Power Grid Company of Bangladesh (PGCB) constructed two substations at Chapainawabganj and Bogura in Bangladesh and also a transmission line to import the electricity.

 

Meanwhile, officials of the BPDB are concerned about the tariff of the imported electricity from the Jharkhand plant as its cost will be almost double of the electricity to be generated from locally installed Payra power plant, a joint venture of Bangladesh and China.

 

They said Bangladesh will incur a huge financial loss to the tune of about Tk 700 crore per month, once it starts importing electricity from the Adani 1,600 MW thermal power plant in Godda, Jharkhand state – due to the ‘flawed’ deal the government signed with the private Indian company.

 

“Including the cost of coal and its transportation, we have to pay Tk 2,100 crore per month to import 1,600 MW from Adani’s plant at a 75 percent plant factor considering the existing rates of coal in the international market,” a top official of the state-owned BPDB told UNB.

 

If some rules and provisions observed in other similar deals (from the private sector, coal-fired) had been maintained here, the cost could have been kept down to Tk 1400 crore per month.
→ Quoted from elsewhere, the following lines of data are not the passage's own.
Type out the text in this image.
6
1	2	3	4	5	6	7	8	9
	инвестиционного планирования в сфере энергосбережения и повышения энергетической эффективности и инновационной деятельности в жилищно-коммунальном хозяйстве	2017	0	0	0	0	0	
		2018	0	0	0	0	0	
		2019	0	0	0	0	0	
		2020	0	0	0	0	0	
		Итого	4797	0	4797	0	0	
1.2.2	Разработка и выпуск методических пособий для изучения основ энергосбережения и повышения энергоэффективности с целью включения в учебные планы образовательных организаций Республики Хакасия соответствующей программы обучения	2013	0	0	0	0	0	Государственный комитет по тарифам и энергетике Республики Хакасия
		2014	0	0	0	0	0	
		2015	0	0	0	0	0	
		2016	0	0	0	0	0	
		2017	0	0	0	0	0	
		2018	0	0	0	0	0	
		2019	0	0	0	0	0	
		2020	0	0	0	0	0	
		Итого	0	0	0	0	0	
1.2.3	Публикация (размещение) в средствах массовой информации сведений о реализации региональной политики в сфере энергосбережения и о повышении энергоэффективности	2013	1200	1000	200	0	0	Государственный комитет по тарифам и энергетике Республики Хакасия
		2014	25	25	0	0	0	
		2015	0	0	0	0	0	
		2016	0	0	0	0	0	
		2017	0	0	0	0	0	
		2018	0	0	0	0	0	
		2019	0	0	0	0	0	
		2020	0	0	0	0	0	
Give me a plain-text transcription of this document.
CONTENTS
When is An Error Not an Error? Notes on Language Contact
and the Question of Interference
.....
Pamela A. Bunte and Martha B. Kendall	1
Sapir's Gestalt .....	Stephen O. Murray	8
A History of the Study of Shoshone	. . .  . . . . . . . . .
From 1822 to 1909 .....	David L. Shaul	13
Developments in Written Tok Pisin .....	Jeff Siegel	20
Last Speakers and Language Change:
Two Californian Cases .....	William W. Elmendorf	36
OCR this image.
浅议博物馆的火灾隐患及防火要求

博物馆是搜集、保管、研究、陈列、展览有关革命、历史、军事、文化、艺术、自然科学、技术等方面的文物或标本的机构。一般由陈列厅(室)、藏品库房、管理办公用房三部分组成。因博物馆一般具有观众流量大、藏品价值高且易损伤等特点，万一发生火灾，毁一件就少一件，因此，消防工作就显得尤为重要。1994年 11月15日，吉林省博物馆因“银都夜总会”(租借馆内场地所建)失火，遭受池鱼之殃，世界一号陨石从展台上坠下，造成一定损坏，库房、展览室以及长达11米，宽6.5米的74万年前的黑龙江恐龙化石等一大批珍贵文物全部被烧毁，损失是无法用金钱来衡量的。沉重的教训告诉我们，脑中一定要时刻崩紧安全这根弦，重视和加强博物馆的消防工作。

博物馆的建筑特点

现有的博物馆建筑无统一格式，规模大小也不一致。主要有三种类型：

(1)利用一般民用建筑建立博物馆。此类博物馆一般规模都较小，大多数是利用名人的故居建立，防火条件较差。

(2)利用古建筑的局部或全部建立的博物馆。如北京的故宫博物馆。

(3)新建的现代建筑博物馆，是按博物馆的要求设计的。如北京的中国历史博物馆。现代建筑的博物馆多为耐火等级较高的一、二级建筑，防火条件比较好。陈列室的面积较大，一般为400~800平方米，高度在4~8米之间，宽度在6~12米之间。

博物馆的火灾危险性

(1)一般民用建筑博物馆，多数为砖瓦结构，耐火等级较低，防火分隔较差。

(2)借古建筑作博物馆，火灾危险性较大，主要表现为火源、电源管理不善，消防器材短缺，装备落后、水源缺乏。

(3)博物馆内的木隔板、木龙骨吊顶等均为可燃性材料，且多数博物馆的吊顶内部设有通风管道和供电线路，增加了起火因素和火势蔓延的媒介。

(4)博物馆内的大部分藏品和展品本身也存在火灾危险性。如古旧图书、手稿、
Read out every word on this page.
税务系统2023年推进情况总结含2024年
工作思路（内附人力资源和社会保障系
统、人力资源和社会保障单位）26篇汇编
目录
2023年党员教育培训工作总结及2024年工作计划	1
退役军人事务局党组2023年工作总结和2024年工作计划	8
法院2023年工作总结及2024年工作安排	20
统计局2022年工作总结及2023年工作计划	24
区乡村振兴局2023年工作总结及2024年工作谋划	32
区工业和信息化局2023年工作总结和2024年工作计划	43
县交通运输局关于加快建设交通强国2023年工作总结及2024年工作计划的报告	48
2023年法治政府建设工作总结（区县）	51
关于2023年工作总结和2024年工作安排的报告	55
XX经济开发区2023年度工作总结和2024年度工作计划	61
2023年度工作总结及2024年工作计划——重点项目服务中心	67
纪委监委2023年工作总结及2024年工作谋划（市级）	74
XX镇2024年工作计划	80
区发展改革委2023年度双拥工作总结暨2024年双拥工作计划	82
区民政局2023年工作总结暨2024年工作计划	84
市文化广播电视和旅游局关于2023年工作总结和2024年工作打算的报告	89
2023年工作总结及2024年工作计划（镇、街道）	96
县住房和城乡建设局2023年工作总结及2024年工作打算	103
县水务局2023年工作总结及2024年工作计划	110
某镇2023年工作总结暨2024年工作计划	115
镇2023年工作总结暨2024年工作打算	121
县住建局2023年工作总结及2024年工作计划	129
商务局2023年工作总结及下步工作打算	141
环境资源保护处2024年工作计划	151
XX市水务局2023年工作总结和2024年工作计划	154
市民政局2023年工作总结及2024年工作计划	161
The country has to count a loss of about Tk 700 crore per month, working out to Tk 8400 crore annually for the flaws in the deal, he added.

 

Read more: Introduce smart management system in power grid: Nasrul Hamid

 

Over the project’s life cycle of 25 years, the loss in terms of the increased cost and hidden components in the tariff Bangladesh will ultimately incur Tk 2.10 lakh crore – a third of the national budget – considering the current coal price, the senior official noted.

 

The BPDB official said the lack of a provision for discounts in the purchase of the coal that will be used to fuel the plant is an oversight, considering such a provision was made mandatory in other deals that Bangladesh signed with independent power producers (IPP), where the price of coal to be purchased was kept as “pass-through”.

 

Explaining the matter, he said Adani will purchase the coal for its power plant as primary fuel and Bangladesh will pay the price of the coal.

 

Normally, the coal price is calculated on the basis of the Newcastle Price Index, and if any company purchases coal at a higher quantity with higher calorific value, then it gets upto 55 percent discount on the bulk value.

 

This was the provision kept in the power purchase deal from the 1320 MW Payra power plant, a joint venture project of Bangladesh and China, where BPDB is benefiting from the discount in the price of coal.

 

“But BPDB will not get any discount in coal price which ultimately pushes up the electricity tariff from the Adani plant by at least 50 percent,” said the official who has been involved in handling the project from BPDB.

 

As a result, if the price of electricity from Payra is calculated at Tk 12-13 per unit including the cost of coal, the price of per unit electricity from Adani plant will be about double at Tk 20-22 per unit, he added.